Privately I love licking and have been caught eating my favourite – spoonfuls of fluffy margarine and sugar, beaten to pale creaminess for Victoria sandwich.
There are strict rules on serving their food.
Savoury flans and cheese scones are cooked and cut with PLAIN flan rings and cutters.
Sweet tarts and lemon meringue pies must have FLUTED edges. These are the RULES laid down in some Victorian kitchen and they are not to be BROKEN.
Years later, shopping in Sainsburys, I am shocked to see a savoury quiche baked in a fluted flan case. An unforgivable sin committed by food product developers.
D’oyleys must follow savoury and sweet rules – plain for savouries and frilly ones of sweet scones and cakes.
One mark lost for the wrong choice and a scowl from me.
On the exam day they work in silence. except for emergencies.
‘I feel sick miss.’
‘Just keep on cooking Angie – we can’t waste these ingredients.’
‘I’ve dropped an egg on the floor.’
‘Dan, here’s a cloth – clear up and start again.’
I only come to their aid if there is real danger.
‘Paul – put the lid on your frying pan quickly and so that it doesn’t catch fire! And take that tea towel off the top of the cooker!.’
‘Miss, it was an accident!’
I press my finger to my lips. No speaking, no excuses, this is a real test.
‘OK class you have 20 minutes to finish.’
A class gasp of panic.
‘I’ve burnt the cake miss.’
‘Cut off the black bits and cover it with icing.’
‘My chocolate mousse isn’t set.’
‘Stick it in the freezer, quick.’
They scurry round the room, tarting up the dishes with garnishes of parsley for savoury and sticky glacé cherries and angelica diamonds for sweet desserts.
Suddenly it is over. ‘Time’s up – present your food.’
Amazing pies with crisp, golden pastry appear hot from the oven.
Steaming dishes with soft mounds of creamy mashed potato, perfectly cooked cabbage and carrots sprinkled with chopped parsley, topped with a knob of melting margarine.
Pineapple upside down cake glistening with glacé cherries and rings of tinned pineapple served with a jug of creamy Bird’s Custard.

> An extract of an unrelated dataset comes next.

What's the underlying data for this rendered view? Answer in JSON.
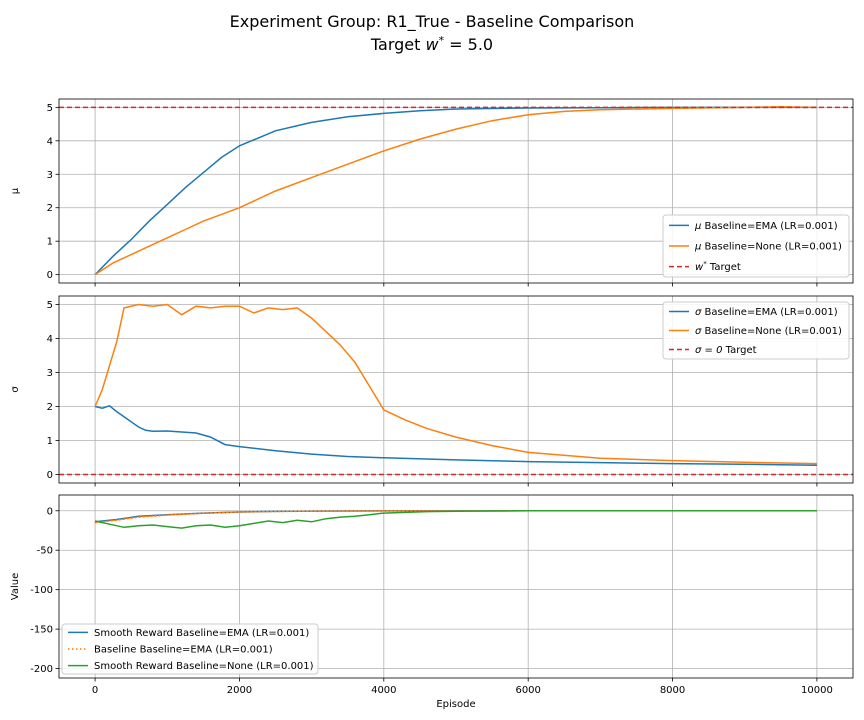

And a pot of tea with a strainer, jug of milk, sugar bowl and matching Beryl Ware cups and saucers.
And a rose in a polished vase.
And a clean pair of football boots.
They scramble out leaving sinks heaving with dirty plates, bowls, burnt pans and sticky baking trays.
Now for my tasting session.
All dishes have to be tried and my face remains deadpan. Students watch from outside the classroom windows. Once, when I tasted a really sweet kidney ragout, I realised the student used icing sugar instead of flour to thicken the sauce. I let out a screech of ‘Yuk’ and the inedible dish got no marks.
Are the bread rolls crisp? Is the shepherd’s pie well seasoned? Are the vegetables overcooked? Has the egg custard curdled? Is the cake soggy in the middle?
I poke and prod, slice, taste and appreciate. It is delicious. They have done me proud.
Marking is over and they surge in to photograph and fuss. Friends come in to congratulate and commiserate. But mainly to eat. Then pack up, wash up, and leave with a wave and ‘Thanks miss – I enjoyed that!’
I have taught them to cook and they have learnt well.
3 responses to “Cooking exams in the 1970s”
Hope the student was not watching!
That’s so funny and we couldn’t tell them! Did you keep any of the exam papers?
I remember tasting a Quiche that tasted a little sweet, then tasted an Apple tart and realised the problem, salt caster sugar had been mixed up. Only time in 40 years teaching I ever had to discreetly spit something out.